Reputation: 13
Working on a customised JSON Converter to comply with company standard (basically adding many tags and handling for enum). The converter only works for objects with a public nullary constructor, so it had some problem with those objects enhanced by Spring and it has to workaround by something like this:
((Advised) advised).getTargetSource().getTargetClass();
The final product works pretty well, but having Spring library imported makes it a bit too large and we decided to have 2 different classes, one for projects which are using Spring and the other for those aren't.
Ideally, the 2 Converters should look something like this:
JsonConverter.java
public class JsonConverter {
// public static toObject(){...}
// public static toJSON(){...}
// other methods
protected static resolveTargetClass(Object obj){return obj.getClass();}
}
SpringJsonConverter.java
public class SpringJsonConverter extends JsonConverter {
protected static resolveTargetClass(Object obj){
if(obj instanceof Advised)
((Advised) obj).getTargetSource().getTargetClass();
return obj.getClass();
}
}
And just as everyone knows, this won't work as resolveTargetClass
is static and not overridable.
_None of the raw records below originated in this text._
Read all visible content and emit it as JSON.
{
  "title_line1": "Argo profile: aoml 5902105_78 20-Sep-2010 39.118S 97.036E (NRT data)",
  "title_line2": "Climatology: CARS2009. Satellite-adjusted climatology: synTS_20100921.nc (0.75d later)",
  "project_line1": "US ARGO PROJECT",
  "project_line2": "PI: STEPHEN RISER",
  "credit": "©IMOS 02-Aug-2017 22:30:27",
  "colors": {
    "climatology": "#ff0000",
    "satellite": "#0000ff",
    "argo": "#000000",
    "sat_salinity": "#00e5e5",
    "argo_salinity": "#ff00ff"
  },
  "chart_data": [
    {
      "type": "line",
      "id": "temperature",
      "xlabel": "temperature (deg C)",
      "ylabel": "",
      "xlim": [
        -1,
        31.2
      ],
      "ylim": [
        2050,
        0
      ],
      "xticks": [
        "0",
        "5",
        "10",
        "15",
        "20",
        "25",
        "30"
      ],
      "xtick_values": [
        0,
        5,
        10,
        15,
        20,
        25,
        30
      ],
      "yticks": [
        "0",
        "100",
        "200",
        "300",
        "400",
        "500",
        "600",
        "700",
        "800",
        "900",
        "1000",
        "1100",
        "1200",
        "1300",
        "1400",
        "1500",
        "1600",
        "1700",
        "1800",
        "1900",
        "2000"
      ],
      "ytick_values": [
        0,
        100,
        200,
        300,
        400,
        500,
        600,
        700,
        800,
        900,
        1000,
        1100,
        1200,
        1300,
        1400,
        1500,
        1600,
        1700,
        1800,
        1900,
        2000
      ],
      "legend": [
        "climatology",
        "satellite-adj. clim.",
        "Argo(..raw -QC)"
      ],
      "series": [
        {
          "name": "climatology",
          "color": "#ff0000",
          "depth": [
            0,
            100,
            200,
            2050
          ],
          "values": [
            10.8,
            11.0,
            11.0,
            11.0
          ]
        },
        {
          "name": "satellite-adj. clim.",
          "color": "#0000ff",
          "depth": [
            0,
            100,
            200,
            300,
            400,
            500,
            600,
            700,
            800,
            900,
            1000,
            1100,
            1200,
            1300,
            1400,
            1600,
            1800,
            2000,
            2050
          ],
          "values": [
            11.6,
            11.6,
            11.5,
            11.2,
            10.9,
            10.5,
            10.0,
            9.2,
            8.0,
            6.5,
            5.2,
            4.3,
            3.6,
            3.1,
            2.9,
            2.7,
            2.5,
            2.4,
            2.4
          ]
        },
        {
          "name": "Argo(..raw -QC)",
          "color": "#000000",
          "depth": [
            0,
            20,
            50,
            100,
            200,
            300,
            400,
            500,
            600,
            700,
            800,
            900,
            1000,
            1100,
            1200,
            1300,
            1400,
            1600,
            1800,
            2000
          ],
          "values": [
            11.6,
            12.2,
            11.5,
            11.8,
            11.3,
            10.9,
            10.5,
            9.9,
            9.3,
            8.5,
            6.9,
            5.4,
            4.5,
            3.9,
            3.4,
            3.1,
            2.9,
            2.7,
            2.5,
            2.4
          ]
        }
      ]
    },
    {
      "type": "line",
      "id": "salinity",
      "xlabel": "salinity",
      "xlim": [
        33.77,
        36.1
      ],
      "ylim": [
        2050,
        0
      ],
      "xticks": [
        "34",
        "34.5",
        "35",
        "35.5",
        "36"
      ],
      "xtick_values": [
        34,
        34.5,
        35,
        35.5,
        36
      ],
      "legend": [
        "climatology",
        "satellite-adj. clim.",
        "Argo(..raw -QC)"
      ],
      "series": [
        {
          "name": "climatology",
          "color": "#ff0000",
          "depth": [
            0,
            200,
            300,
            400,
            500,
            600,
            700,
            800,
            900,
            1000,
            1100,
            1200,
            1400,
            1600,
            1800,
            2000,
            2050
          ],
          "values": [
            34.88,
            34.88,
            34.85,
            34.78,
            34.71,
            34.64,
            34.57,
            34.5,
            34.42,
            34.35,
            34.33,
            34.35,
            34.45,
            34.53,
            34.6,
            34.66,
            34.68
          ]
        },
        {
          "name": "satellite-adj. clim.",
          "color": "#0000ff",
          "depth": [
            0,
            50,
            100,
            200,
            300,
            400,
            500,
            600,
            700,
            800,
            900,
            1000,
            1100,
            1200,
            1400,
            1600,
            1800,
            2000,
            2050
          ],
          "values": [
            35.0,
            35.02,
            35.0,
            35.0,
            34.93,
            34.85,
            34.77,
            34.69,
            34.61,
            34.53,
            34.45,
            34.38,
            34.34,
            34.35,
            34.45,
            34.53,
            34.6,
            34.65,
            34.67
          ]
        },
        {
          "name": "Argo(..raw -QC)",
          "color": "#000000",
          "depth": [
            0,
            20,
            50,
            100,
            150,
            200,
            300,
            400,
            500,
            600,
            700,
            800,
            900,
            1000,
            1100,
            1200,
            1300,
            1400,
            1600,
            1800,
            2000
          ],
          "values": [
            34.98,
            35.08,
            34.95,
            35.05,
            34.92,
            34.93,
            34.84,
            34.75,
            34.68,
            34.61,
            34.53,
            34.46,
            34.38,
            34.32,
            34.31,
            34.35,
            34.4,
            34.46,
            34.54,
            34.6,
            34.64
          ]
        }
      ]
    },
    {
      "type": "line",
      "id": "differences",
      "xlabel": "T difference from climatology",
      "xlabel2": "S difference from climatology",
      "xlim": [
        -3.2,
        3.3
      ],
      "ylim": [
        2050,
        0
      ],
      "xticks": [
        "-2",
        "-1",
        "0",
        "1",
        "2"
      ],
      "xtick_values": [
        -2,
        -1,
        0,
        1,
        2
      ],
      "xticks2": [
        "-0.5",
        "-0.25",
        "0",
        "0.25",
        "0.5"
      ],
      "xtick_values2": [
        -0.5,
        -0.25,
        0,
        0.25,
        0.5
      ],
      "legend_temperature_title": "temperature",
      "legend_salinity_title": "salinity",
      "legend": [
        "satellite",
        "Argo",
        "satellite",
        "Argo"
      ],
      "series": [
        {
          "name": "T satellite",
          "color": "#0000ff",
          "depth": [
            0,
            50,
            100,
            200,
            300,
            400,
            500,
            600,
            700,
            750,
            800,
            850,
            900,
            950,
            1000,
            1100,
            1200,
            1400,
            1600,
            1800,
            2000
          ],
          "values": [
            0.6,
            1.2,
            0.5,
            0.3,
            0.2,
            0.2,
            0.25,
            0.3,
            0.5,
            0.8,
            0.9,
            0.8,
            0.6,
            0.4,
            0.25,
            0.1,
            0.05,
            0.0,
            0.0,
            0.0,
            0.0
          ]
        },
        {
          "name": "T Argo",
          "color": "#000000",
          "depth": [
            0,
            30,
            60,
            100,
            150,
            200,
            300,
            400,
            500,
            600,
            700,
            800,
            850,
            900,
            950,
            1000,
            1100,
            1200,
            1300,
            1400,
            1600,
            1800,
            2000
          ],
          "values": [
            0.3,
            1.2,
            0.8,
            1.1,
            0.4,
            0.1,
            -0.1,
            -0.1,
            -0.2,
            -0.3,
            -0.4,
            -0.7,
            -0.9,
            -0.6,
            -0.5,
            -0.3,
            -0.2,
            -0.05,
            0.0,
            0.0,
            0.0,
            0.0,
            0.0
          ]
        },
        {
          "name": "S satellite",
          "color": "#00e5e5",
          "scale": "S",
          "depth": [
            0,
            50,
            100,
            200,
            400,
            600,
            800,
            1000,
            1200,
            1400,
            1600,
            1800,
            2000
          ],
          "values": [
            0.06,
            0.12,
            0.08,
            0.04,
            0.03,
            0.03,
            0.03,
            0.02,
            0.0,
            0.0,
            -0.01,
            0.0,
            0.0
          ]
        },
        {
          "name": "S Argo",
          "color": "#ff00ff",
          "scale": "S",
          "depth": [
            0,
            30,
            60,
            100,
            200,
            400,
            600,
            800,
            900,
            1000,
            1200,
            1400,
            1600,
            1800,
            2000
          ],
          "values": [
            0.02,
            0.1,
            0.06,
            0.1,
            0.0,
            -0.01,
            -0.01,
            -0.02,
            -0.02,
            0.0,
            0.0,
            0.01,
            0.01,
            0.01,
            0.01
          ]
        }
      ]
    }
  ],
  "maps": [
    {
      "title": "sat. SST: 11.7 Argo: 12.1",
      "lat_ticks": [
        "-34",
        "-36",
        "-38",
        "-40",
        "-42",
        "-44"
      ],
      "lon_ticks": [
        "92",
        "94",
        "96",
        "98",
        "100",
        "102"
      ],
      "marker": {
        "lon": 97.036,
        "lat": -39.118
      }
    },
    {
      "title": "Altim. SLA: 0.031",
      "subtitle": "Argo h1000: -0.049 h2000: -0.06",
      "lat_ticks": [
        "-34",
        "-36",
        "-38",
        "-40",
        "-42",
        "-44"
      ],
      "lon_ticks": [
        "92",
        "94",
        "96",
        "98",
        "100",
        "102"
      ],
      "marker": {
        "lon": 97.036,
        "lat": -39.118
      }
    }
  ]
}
Is there any elegant way to do this? I would like to keep everything static as this converter had already been used by many projects and fixing it would cost so much time.
Upvotes: 1
Views: 127
Reputation: 140603
Seriously: don't use static here.
static leads to tight coupling between classes, and as you figured yourself: it "kills" polymorphism. In that sense: it is the opposite of good practices. Not always, but as soon as it hampers your ability to create a good design, static is obviously the wrong approach.
Thus: simply drop the static keyword from your current code. Yes, that will cost you now. But it enables you to do the right thing in the future.